JAKARTA – Nilai tukar rupiah terhadap dolar Amerika Serikat (AS) masih menghadapi tantangan berat untuk mencatatkan penguatan berkelanjutan. Meskipun indeks dolar global menunjukkan tren penurunan, fundamental eksternal Indonesia yang terbebani oleh defisit transaksi berjalan dan pembengkakan impor migas menjadi penghambat utama apresiasi mata uang Garuda.
Pada perdagangan Jumat (17/7/2026), nilai tukar rupiah di pasar spot memang sempat ditutup menguat 0,36% ke level Rp17.921 per dolar AS. Pergerakan ini membawa rupiah kembali ke bawah level psikologis Rp18.000, namun para analis menilai penguatan tersebut masih bersifat sementara dan rentan terhadap tekanan domestik.
Sektor energi menjadi perhatian utama dalam dinamika neraca perdagangan nasional.
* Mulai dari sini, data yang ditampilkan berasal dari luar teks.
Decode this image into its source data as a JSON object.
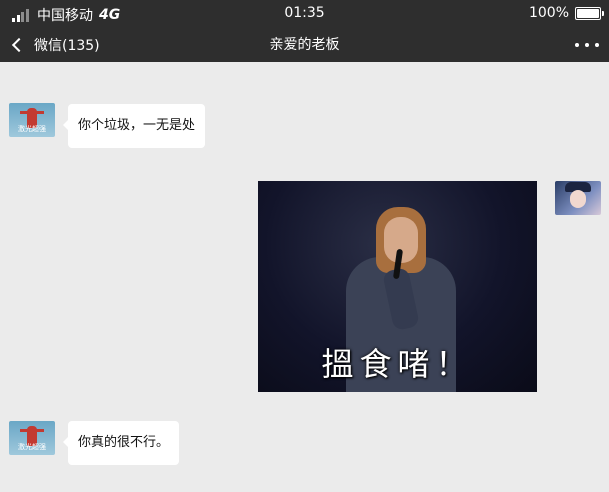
{
  "status_bar": {
    "carrier": "中国移动",
    "network": "4G",
    "time": "01:35",
    "battery": "100%"
  },
  "nav": {
    "back_label": "微信(135)",
    "title": "亲爱的老板"
  },
  "messages": [
    {
      "side": "left",
      "type": "text",
      "text": "你个垃圾，一无是处"
    },
    {
      "side": "right",
      "type": "sticker",
      "caption": "搵食啫！"
    },
    {
      "side": "left",
      "type": "text",
      "text": "你真的很不行。"
    }
  ],
  "avatars": {
    "left_caption": "激光超强"
  },
  "colors": {
    "bar_bg": "#2e2e2e",
    "chat_bg": "#ebebeb",
    "bubble_bg": "#ffffff"
  }
}
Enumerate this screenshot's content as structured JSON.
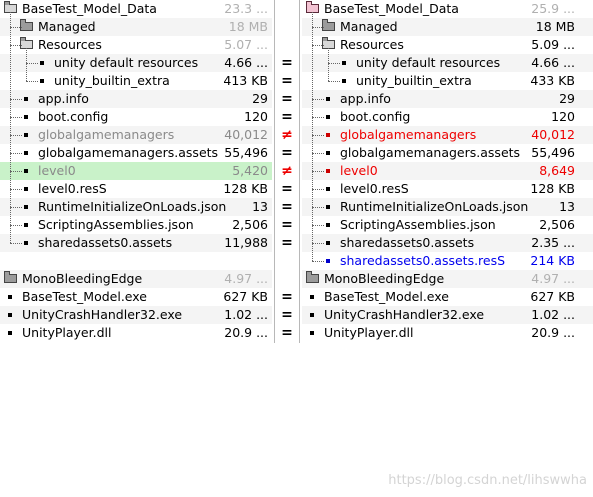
{
  "left": {
    "rows": [
      {
        "name": "BaseTest_Model_Data",
        "size": "23.3 ..."
      },
      {
        "name": "Managed",
        "size": "18 MB"
      },
      {
        "name": "Resources",
        "size": "5.07 ..."
      },
      {
        "name": "unity default resources",
        "size": "4.66 ..."
      },
      {
        "name": "unity_builtin_extra",
        "size": "413 KB"
      },
      {
        "name": "app.info",
        "size": "29"
      },
      {
        "name": "boot.config",
        "size": "120"
      },
      {
        "name": "globalgamemanagers",
        "size": "40,012"
      },
      {
        "name": "globalgamemanagers.assets",
        "size": "55,496"
      },
      {
        "name": "level0",
        "size": "5,420"
      },
      {
        "name": "level0.resS",
        "size": "128 KB"
      },
      {
        "name": "RuntimeInitializeOnLoads.json",
        "size": "13"
      },
      {
        "name": "ScriptingAssemblies.json",
        "size": "2,506"
      },
      {
        "name": "sharedassets0.assets",
        "size": "11,988"
      },
      {
        "name": "MonoBleedingEdge",
        "size": "4.97 ..."
      },
      {
        "name": "BaseTest_Model.exe",
        "size": "627 KB"
      },
      {
        "name": "UnityCrashHandler32.exe",
        "size": "1.02 ..."
      },
      {
        "name": "UnityPlayer.dll",
        "size": "20.9 ..."
      }
    ]
  },
  "right": {
    "rows": [
      {
        "name": "BaseTest_Model_Data",
        "size": "25.9 ..."
      },
      {
        "name": "Managed",
        "size": "18 MB"
      },
      {
        "name": "Resources",
        "size": "5.09 ..."
      },
      {
        "name": "unity default resources",
        "size": "4.66 ..."
      },
      {
        "name": "unity_builtin_extra",
        "size": "433 KB"
      },
      {
        "name": "app.info",
        "size": "29"
      },
      {
        "name": "boot.config",
        "size": "120"
      },
      {
        "name": "globalgamemanagers",
        "size": "40,012"
      },
      {
        "name": "globalgamemanagers.assets",
        "size": "55,496"
      },
      {
        "name": "level0",
        "size": "8,649"
      },
      {
        "name": "level0.resS",
        "size": "128 KB"
      },
      {
        "name": "RuntimeInitializeOnLoads.json",
        "size": "13"
      },
      {
        "name": "ScriptingAssemblies.json",
        "size": "2,506"
      },
      {
        "name": "sharedassets0.assets",
        "size": "2.35 ..."
      },
      {
        "name": "sharedassets0.assets.resS",
        "size": "214 KB"
      },
      {
        "name": "MonoBleedingEdge",
        "size": "4.97 ..."
      },
      {
        "name": "BaseTest_Model.exe",
        "size": "627 KB"
      },
      {
        "name": "UnityCrashHandler32.exe",
        "size": "1.02 ..."
      },
      {
        "name": "UnityPlayer.dll",
        "size": "20.9 ..."
      }
    ]
  },
  "compare": [
    {
      "symbol": "="
    },
    {
      "symbol": "="
    },
    {
      "symbol": "="
    },
    {
      "symbol": "="
    },
    {
      "symbol": "≠"
    },
    {
      "symbol": "="
    },
    {
      "symbol": "≠"
    },
    {
      "symbol": "="
    },
    {
      "symbol": "="
    },
    {
      "symbol": "="
    },
    {
      "symbol": "="
    },
    {
      "symbol": "="
    },
    {
      "symbol": "="
    },
    {
      "symbol": "="
    },
    {
      "symbol": "="
    }
  ],
  "watermark": "https://blog.csdn.net/lihswwha"
}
Berdasarkan data Badan Pusat Statistik (BPS), neraca perdagangan barang Indonesia pada Mei 2026 mengalami defisit sebesar US$ 1,61 miliar. Angka tersebut didorong oleh lonjakan impor minyak dan gas di tengah kenaikan harga komoditas energi dunia.
Ekonom Universitas Andalas, Syafruddin Karimi, menegaskan bahwa pelemahan dolar AS tidak secara otomatis mendongkrak rupiah. Ketergantungan pada impor energi serta defisit transaksi berjalan yang mencapai 1,1% dari PDB pada triwulan I-2026 menjadi faktor yang menahan pemulihan nilai tukar agar tidak kembali ke zona aman di bawah Rp17.500.
Bank Indonesia telah merespons kondisi ini dengan menaikkan suku bunga acuan atau BI-Rate ke level 5,75%. Kebijakan moneter tersebut ditujukan untuk menjaga stabilitas kurs di tengah gejolak pasar keuangan global yang masih diselimuti sikap wait and see dari para investor.
Namun, efektivitas kebijakan bunga tinggi dinilai belum cukup untuk menutup celah risiko fundamental. Selama kebutuhan pembayaran utang luar negeri dan arus modal keluar tetap tinggi, rupiah dinilai berisiko kembali menembus ambang batas Rp18.000 per dolar AS dalam waktu dekat.
Dampak dari pelemahan rupiah ini telah dirasakan langsung oleh sektor riil, termasuk pelaku usaha mikro. Di berbagai daerah, perajin tahu dan tempe terpaksa mengurangi kapasitas produksi akibat lonjakan harga kedelai impor, yang pada akhirnya menekan pendapatan mereka secara signifikan.
Proyeksi pergerakan nilai tukar untuk kuartal III-2026 diperkirakan masih akan berada dalam rentang Rp17.800 hingga Rp18.400 per dolar AS. Risiko pelemahan diprediksi masih membayangi hingga akhir September mendatang jika tidak ada perbaikan signifikan pada neraca perdagangan.
Pemerintah didorong untuk tidak hanya bergantung pada intervensi moneter atau cadangan devisa. Strategi jangka panjang yang mencakup hilirisasi sumber daya alam, seperti pengembangan Blok Andaman, serta peningkatan ekspor manufaktur menjadi syarat mutlak untuk memperkuat fundamental ekonomi nasional.
Penguatan dolar AS secara global memang menjadi faktor eksternal yang menekan banyak mata uang dunia. Namun, bagi Indonesia, perbaikan fundamental domestik tetap menjadi kunci utama untuk menentukan arah pergerakan rupiah yang stabil di masa depan.